Done when: You can sketch the differences between BERT, GPT, T5, and a MoE model.

Rung 11-Modern efficiency techniques (read-only depth)¶

What: FlashAttention, KV cache, grouped-query attention (GQA), sliding-window attention, RoPE scaling.
Why it earns its place: These are why modern LLMs are fast enough to use. You don't have to implement them, but you have to know what they do.
Resource: FlashAttention paper (arxiv.org/abs/2205.14135).
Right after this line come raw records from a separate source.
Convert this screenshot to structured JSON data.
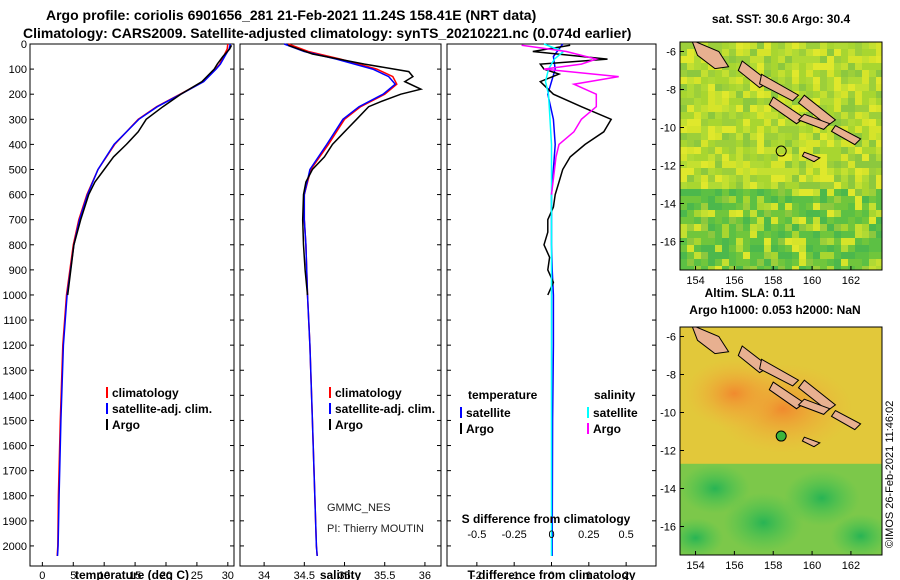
{
  "title_line1": "Argo profile: coriolis 6901656_281 21-Feb-2021 11.24S 158.41E (NRT data)",
  "title_line2": "Climatology: CARS2009. Satellite-adjusted climatology: synTS_20210221.nc (0.074d earlier)",
  "colors": {
    "climatology": "#ff0000",
    "satellite": "#0000ff",
    "argo": "#000000",
    "sal_satellite": "#00ffff",
    "sal_argo": "#ff00ff"
  },
  "chart_data": [
    {
      "id": "temperature",
      "type": "line",
      "xlabel": "temperature (deg C)",
      "xlim": [
        -2,
        31
      ],
      "ylim": [
        2080,
        0
      ],
      "xticks": [
        0,
        5,
        10,
        15,
        20,
        25,
        30
      ],
      "yticks": [
        0,
        100,
        200,
        300,
        400,
        500,
        600,
        700,
        800,
        900,
        1000,
        1100,
        1200,
        1300,
        1400,
        1500,
        1600,
        1700,
        1800,
        1900,
        2000
      ],
      "legend": [
        "climatology",
        "satellite-adj. clim.",
        "Argo"
      ],
      "series": [
        {
          "name": "climatology",
          "color": "#ff0000",
          "depth": [
            0,
            20,
            50,
            80,
            100,
            150,
            200,
            250,
            300,
            400,
            500,
            600,
            700,
            800,
            1000,
            1200,
            1500,
            1800,
            2000,
            2040
          ],
          "values": [
            30,
            29.9,
            29.3,
            28.7,
            28,
            26,
            22.3,
            18.5,
            15.5,
            11.7,
            9,
            7.2,
            5.9,
            5,
            3.9,
            3.3,
            2.9,
            2.6,
            2.5,
            2.4
          ]
        },
        {
          "name": "satellite-adj. clim.",
          "color": "#0000ff",
          "depth": [
            0,
            20,
            50,
            80,
            100,
            150,
            200,
            250,
            300,
            400,
            500,
            600,
            700,
            800,
            1000,
            1200,
            1500,
            1800,
            2000,
            2040
          ],
          "values": [
            30.4,
            30.2,
            29.5,
            28.8,
            28.1,
            26.1,
            22.4,
            18.6,
            15.6,
            11.6,
            9,
            7.3,
            6,
            5.1,
            4,
            3.4,
            3,
            2.7,
            2.55,
            2.45
          ]
        },
        {
          "name": "Argo",
          "color": "#000000",
          "depth": [
            5,
            20,
            50,
            80,
            100,
            150,
            200,
            250,
            300,
            350,
            400,
            450,
            500,
            550,
            600,
            700,
            800,
            900,
            1000
          ],
          "values": [
            30.6,
            30.3,
            29.2,
            28.3,
            27.8,
            25.8,
            22.4,
            19.5,
            16.8,
            15.5,
            13.6,
            11.5,
            10,
            8.5,
            7.5,
            6.2,
            5.1,
            4.6,
            4.1
          ]
        }
      ]
    },
    {
      "id": "salinity",
      "type": "line",
      "xlabel": "salinity",
      "xlim": [
        33.7,
        36.2
      ],
      "ylim": [
        2080,
        0
      ],
      "xticks": [
        34,
        34.5,
        35,
        35.5,
        36
      ],
      "legend": [
        "climatology",
        "satellite-adj. clim.",
        "Argo"
      ],
      "annotation_line1": "GMMC_NES",
      "annotation_line2": "PI: Thierry MOUTIN",
      "series": [
        {
          "name": "climatology",
          "color": "#ff0000",
          "depth": [
            0,
            30,
            60,
            100,
            130,
            160,
            200,
            250,
            300,
            400,
            500,
            600,
            700,
            800,
            1000,
            1200,
            1500,
            1800,
            2000,
            2040
          ],
          "values": [
            34.3,
            34.55,
            34.95,
            35.4,
            35.6,
            35.65,
            35.5,
            35.2,
            35,
            34.8,
            34.58,
            34.5,
            34.5,
            34.52,
            34.54,
            34.57,
            34.6,
            34.63,
            34.65,
            34.66
          ]
        },
        {
          "name": "satellite-adj. clim.",
          "color": "#0000ff",
          "depth": [
            0,
            30,
            60,
            100,
            130,
            160,
            200,
            250,
            300,
            400,
            500,
            600,
            700,
            800,
            1000,
            1200,
            1500,
            1800,
            2000,
            2040
          ],
          "values": [
            34.25,
            34.5,
            34.9,
            35.35,
            35.55,
            35.63,
            35.48,
            35.18,
            34.98,
            34.78,
            34.57,
            34.5,
            34.5,
            34.52,
            34.54,
            34.57,
            34.6,
            34.63,
            34.65,
            34.66
          ]
        },
        {
          "name": "Argo",
          "color": "#000000",
          "depth": [
            5,
            40,
            80,
            110,
            130,
            150,
            180,
            200,
            230,
            250,
            300,
            350,
            400,
            450,
            500,
            550,
            600,
            700,
            800,
            900,
            1000
          ],
          "values": [
            34.3,
            34.6,
            35.25,
            35.8,
            35.85,
            35.75,
            35.95,
            35.7,
            35.45,
            35.3,
            35.15,
            35,
            34.85,
            34.75,
            34.6,
            34.52,
            34.49,
            34.48,
            34.49,
            34.51,
            34.54
          ]
        }
      ]
    },
    {
      "id": "difference",
      "type": "line",
      "xlabel": "T difference from climatology",
      "xlabel2": "S difference from climatology",
      "xlim": [
        -2.8,
        2.8
      ],
      "ylim": [
        2080,
        0
      ],
      "xticks": [
        -2,
        -1,
        0,
        1,
        2
      ],
      "xticks2": [
        -0.5,
        -0.25,
        0,
        0.25,
        0.5
      ],
      "xticklabels2": [
        "-0.5",
        "-0.25",
        "0",
        "0.25",
        "0.5"
      ],
      "legend": {
        "temperature_heading": "temperature",
        "salinity_heading": "salinity",
        "satellite": "satellite",
        "argo": "Argo"
      },
      "series": [
        {
          "name": "T satellite",
          "color": "#0000ff",
          "depth": [
            0,
            50,
            100,
            200,
            300,
            400,
            500,
            600,
            700,
            800,
            900,
            1000,
            1200,
            1500,
            2000,
            2040
          ],
          "values": [
            0.3,
            0.05,
            0.1,
            -0.1,
            0.05,
            0.1,
            0.05,
            0,
            0,
            0,
            0.02,
            0.05,
            0.05,
            0.03,
            0.02,
            0.02
          ]
        },
        {
          "name": "T Argo",
          "color": "#000000",
          "depth": [
            5,
            30,
            60,
            80,
            100,
            120,
            150,
            200,
            250,
            300,
            350,
            400,
            450,
            500,
            550,
            600,
            650,
            700,
            750,
            800,
            850,
            900,
            950,
            1000
          ],
          "values": [
            0.5,
            -0.5,
            1.5,
            -0.3,
            -0.2,
            0.2,
            -0.3,
            0.05,
            0.8,
            1.6,
            1.4,
            0.9,
            0.5,
            0.3,
            0.2,
            0.1,
            0.05,
            -0.1,
            -0.1,
            -0.2,
            -0.05,
            -0.1,
            0.05,
            -0.1
          ]
        },
        {
          "name": "S satellite",
          "color": "#00ffff",
          "depth": [
            0,
            30,
            60,
            100,
            150,
            200,
            300,
            400,
            500,
            600,
            700,
            800,
            1000,
            1500,
            2000,
            2040
          ],
          "values": [
            -0.05,
            0.08,
            0.02,
            -0.02,
            -0.04,
            -0.02,
            -0.01,
            0,
            0,
            0,
            0,
            0,
            0,
            0,
            0,
            0
          ]
        },
        {
          "name": "S Argo",
          "color": "#ff00ff",
          "depth": [
            5,
            30,
            60,
            80,
            100,
            130,
            160,
            200,
            250,
            300,
            350,
            400,
            450,
            500,
            550,
            600
          ],
          "values": [
            -0.2,
            0.1,
            0.3,
            0.2,
            -0.05,
            0.45,
            0.15,
            0.3,
            0.3,
            0.2,
            0.15,
            0.05,
            0.03,
            0.02,
            0.01,
            0.0
          ]
        }
      ]
    },
    {
      "id": "sst_map",
      "type": "heatmap",
      "title": "sat. SST: 30.6 Argo: 30.4",
      "xlim": [
        153.2,
        163.6
      ],
      "ylim": [
        -17.5,
        -5.5
      ],
      "xticks": [
        154,
        156,
        158,
        160,
        162
      ],
      "yticks": [
        -6,
        -8,
        -10,
        -12,
        -14,
        -16
      ],
      "marker": {
        "lon": 158.41,
        "lat": -11.24
      }
    },
    {
      "id": "sla_map",
      "type": "heatmap",
      "title_line1": "Altim. SLA: 0.11",
      "title_line2": "Argo h1000: 0.053 h2000: NaN",
      "xlim": [
        153.2,
        163.6
      ],
      "ylim": [
        -17.5,
        -5.5
      ],
      "xticks": [
        154,
        156,
        158,
        160,
        162
      ],
      "yticks": [
        -6,
        -8,
        -10,
        -12,
        -14,
        -16
      ],
      "marker": {
        "lon": 158.41,
        "lat": -11.24
      }
    }
  ],
  "footer": "©IMOS 26-Feb-2021 11:46:02"
}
Llama 2 paper for GQA. Mistral paper for sliding-window.
Done when: You can explain in 3 sentences each what FlashAttention, GQA, and KV-cache do.

Minimum required to leave this sequence¶

Implement BPE on a small corpus.
Implement scaled dot-product attention from scratch.
Implement multi-head + causal-masked attention.
Implement a full transformer block.
Train a small LM end-to-end and sample from it.
Implement top-k and top-p sampling.
Explain the difference between encoder-only and decoder-only transformers.

Going further¶

Sebastian Raschka-Build a Large Language Model (From Scratch)-book, hands-on, excellent.
Stanford CS336-Language Modeling from Scratch (free lectures online; intense).
The Illustrated Transformer by Jay Alammar (jalammar.github.io)-gentle re-read after you implement.
The Annotated Transformer (Harvard NLP)-code-first walkthrough.

How this sequence connects to the year¶

Month 3: This sequence IS month 3.
Month 4 onwards: You'll use HF transformers daily-but you'll know what it's doing.
Month 8: Fine-tuning is just gradient descent on these same blocks. Knowing the architecture lets you debug LoRA targets and freezing strategies.
Month 9: Inference optimization (rung 11 made deep) is its own track.